Don’t confuse identity with uniqueness. A phone number is unique, but it’s not an entity. It’s an attribute of a customer. The question isn’t “is this value unique?” but “does this thing have a life of its own?” Phone numbers don’t; customers do. If you’re not sure, ask what happens when the attribute changes. If the thing keeps existing with a new value, it has identity. If replacing the value means you’re talking about a different thing, it doesn’t.
Related Patterns
- Uses / Depends on: Domain Model – the domain model identifies which concepts deserve to be entities.
- Uses / Depends on: Ubiquitous Language – entities are named in the domain language so everyone refers to them consistently.
- Enables: Data Model – entities become the tables, primary keys, and foreign key relationships in the data model.
- Enables: Source of Truth – each entity has one authoritative place where its current state lives.
- Enables: Consistency – entities enforce their own invariants through the methods that modify them.
- Enables: CRUD – create, read, update, and delete operations are organized around entities.

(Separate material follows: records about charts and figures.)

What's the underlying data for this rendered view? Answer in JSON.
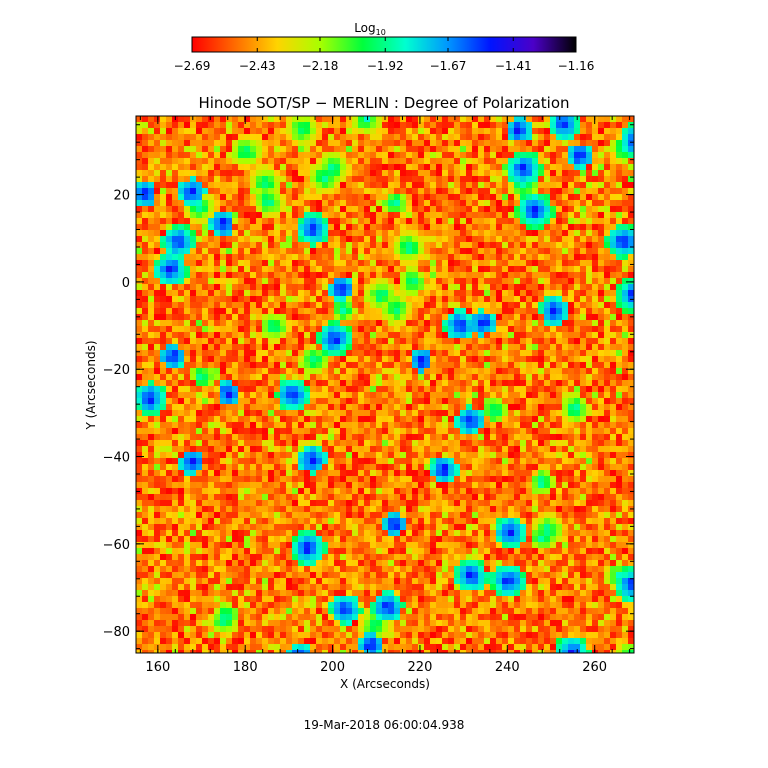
{
  "chart_data": {
    "type": "heatmap",
    "title": "Hinode SOT/SP − MERLIN : Degree of Polarization",
    "xlabel": "X (Arcseconds)",
    "ylabel": "Y (Arcseconds)",
    "xlim": [
      155,
      269
    ],
    "ylim": [
      -85,
      38
    ],
    "x_ticks": [
      160,
      180,
      200,
      220,
      240,
      260
    ],
    "y_ticks": [
      20,
      0,
      -20,
      -40,
      -60,
      -80
    ],
    "x_tick_labels": [
      "160",
      "180",
      "200",
      "220",
      "240",
      "260"
    ],
    "y_tick_labels": [
      "20",
      "0",
      "−20",
      "−40",
      "−60",
      "−80"
    ],
    "value_scale": "log10",
    "colorbar": {
      "label_main": "Log",
      "label_sub": "10",
      "range": [
        -2.69,
        -1.16
      ],
      "ticks": [
        -2.69,
        -2.43,
        -2.18,
        -1.92,
        -1.67,
        -1.41,
        -1.16
      ],
      "tick_labels": [
        "−2.69",
        "−2.43",
        "−2.18",
        "−1.92",
        "−1.67",
        "−1.41",
        "−1.16"
      ],
      "colormap": [
        "#ff0000",
        "#ff6a00",
        "#ffd400",
        "#a8ff00",
        "#00ff3c",
        "#00ffd0",
        "#0096ff",
        "#0014ff",
        "#4b00c8",
        "#000000"
      ]
    },
    "colors": {
      "background_low": "#ff3a0a",
      "mid": "#ffa000",
      "patch_green": "#00ff40",
      "patch_blue": "#1030ff"
    },
    "timestamp": "19-Mar-2018 06:00:04.938"
  }
}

- Contrasts with: Data Structure – data structures are implementation-level containers; an entity is a domain concept with identity and behavior.
- Refined by: Bounded Context – the same real-world thing may be a different entity in different bounded contexts, each with its own identifier and rules.
Sources
- Eric Evans introduced the entity as a core building block of domain-driven design in Domain-Driven Design: Tackling Complexity in the Heart of Software (2003). The epigraph and the “thread of continuity” framing both come from his treatment in Chapter 5, where entities are distinguished from value objects by whether their identity matters independently of their attributes.

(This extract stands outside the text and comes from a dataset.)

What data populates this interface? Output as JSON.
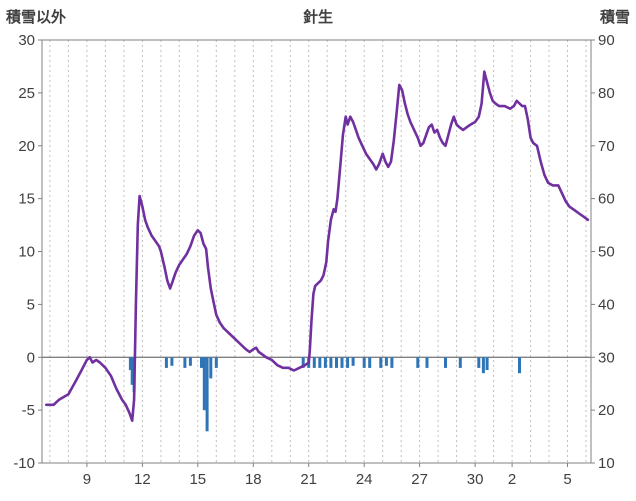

- Martin Fowler cataloged the entity pattern in Patterns of Enterprise Application Architecture (2002) as part of the Domain Model pattern, and later coined the term “anemic domain model” in a 2003 bliki entry to name the failure mode of entities that carry data without enforcing rules. Both ideas shape this article’s guidance that entities should own the behavior that protects their invariants.
- Vaughn Vernon, in Implementing Domain-Driven Design (2013), offered the concrete test used in the Solution section: two instances with identical attributes are the same thing if they are values, and different things if they are entities. His treatment also influenced the warning against treating uniqueness as a proxy for identity.
Further Reading
- Vaughn Vernon, Domain-Driven Design Distilled (2016) – a short, accessible introduction that covers entities and value objects without requiring the full weight of Evans’s original book.